The cycle is: you speak → STT transcribes → agent processes → TTS speaks the response → you speak again.

Enabling voice mode

  1. Open Settings → My Headmaster → Look → Voice.
  2. Turn on Enable voice mode.
  3. Choose a TTS provider and voice.
  4. Choose an STT backend (local faster-whisper or OpenAI Whisper).
  5. Save.

TTS providers

ProviderVoicesNotes
OpenAIAlloy, Echo, Fable, Onyx, Nova, ShimmerNatural, high quality. Requires OpenAI key.
xAIVariousRequires xAI key.
MiniMaxVariousRequires MiniMax key.
ElevenLabs5k-40k voice optionsPremium quality. Requires ElevenLabs key.
EdgeBuilt-in voicesFree, no API key needed. Lower quality.

STT backends

BackendQualityNotes
Local faster-whisperGoodFree, runs locally, no API key. Default.
OpenAI WhisperHighRequires OpenAI key. Better accuracy for accents and noise.

Using voice mode

In the desktop app

Click the microphone icon in the chat composer. The icon turns red to indicate recording. Speak your message, then click the icon again (or press Esc) to stop recording. The agent transcribes your speech, processes it, and speaks the response.

Push to talk

Enable Push to talk in voice settings. Hold the microphone button (or a keyboard shortcut) to talk, release to send. The agent responds with speech automatically.

Continuous conversation

In continuous mode, the agent listens for your speech, responds, then automatically listens again. You don’t need to click the microphone each time — just talk. Enable in Settings → Voice → Continuous mode.

Interrupting

While the agent is speaking, click the stop button or press Esc to interrupt. The agent stops speaking and the partial audio is discarded. You can then speak a new message.

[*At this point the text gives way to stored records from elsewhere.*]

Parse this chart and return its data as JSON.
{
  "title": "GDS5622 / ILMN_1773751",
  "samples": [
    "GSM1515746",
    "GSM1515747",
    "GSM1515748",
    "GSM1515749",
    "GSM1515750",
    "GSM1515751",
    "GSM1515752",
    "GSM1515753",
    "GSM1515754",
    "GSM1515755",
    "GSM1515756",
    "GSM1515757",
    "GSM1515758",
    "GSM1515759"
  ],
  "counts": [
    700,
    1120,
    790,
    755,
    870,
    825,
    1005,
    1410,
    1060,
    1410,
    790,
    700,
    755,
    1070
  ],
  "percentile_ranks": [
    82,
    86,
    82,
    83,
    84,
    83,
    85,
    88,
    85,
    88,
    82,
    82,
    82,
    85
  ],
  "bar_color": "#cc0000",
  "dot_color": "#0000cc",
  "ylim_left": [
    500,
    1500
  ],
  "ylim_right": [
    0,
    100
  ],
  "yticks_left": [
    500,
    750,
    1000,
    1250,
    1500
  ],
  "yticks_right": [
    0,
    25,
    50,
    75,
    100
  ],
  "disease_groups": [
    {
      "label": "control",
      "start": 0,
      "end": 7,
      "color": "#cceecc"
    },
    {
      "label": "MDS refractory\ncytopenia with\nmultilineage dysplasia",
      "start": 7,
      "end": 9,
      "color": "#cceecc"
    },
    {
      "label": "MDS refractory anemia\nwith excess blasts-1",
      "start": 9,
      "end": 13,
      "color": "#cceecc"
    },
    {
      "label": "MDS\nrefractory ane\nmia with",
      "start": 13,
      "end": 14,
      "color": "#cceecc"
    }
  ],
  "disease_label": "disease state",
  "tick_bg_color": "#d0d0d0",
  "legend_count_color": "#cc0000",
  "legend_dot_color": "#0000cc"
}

Voice on messaging platforms

On Telegram and Discord, voice messages you send are transcribed and processed. The agent’s response is sent as text (or as a voice message if TTS is enabled for that platform). Send a voice message to your Headmaster bot on Telegram → the agent transcribes it, processes it, and responds. If TTS is enabled, the response comes back as a voice message.

Voice settings

SettingWhat it controls
TTS providerWhich service generates speech
TTS voiceWhich voice to use
TTS speedHow fast the agent speaks (0.5x to 2x)
STT backendWhich service transcribes your speech
Auto-listenStart listening automatically after the agent responds
Push to talkHold to talk, release to send
Continuous modeAgent listens → responds → listens again
Voice volumeOutput volume for TTS audio

Speech input button

The microphone button in the chat composer shows the current voice state:
  • Gray mic — voice mode is off. Click to start recording.
  • Red mic — recording in progress. Click to stop and send.
  • Blue mic — processing. The agent is transcribing or generating speech.
  • Green mic — speaking. The agent is speaking the response.

Tips for better voice interaction

  • Speak clearly — the STT model works best with clear, moderate-paced speech.
  • Use a quiet environment — background noise reduces transcription accuracy.
  • Try different voices — some TTS voices sound more natural for your use case. Try them all.
  • Use push to talk — prevents the agent from picking up background conversation as input.
  • Adjust speed — if the agent speaks too fast or slow, adjust the TTS speed setting.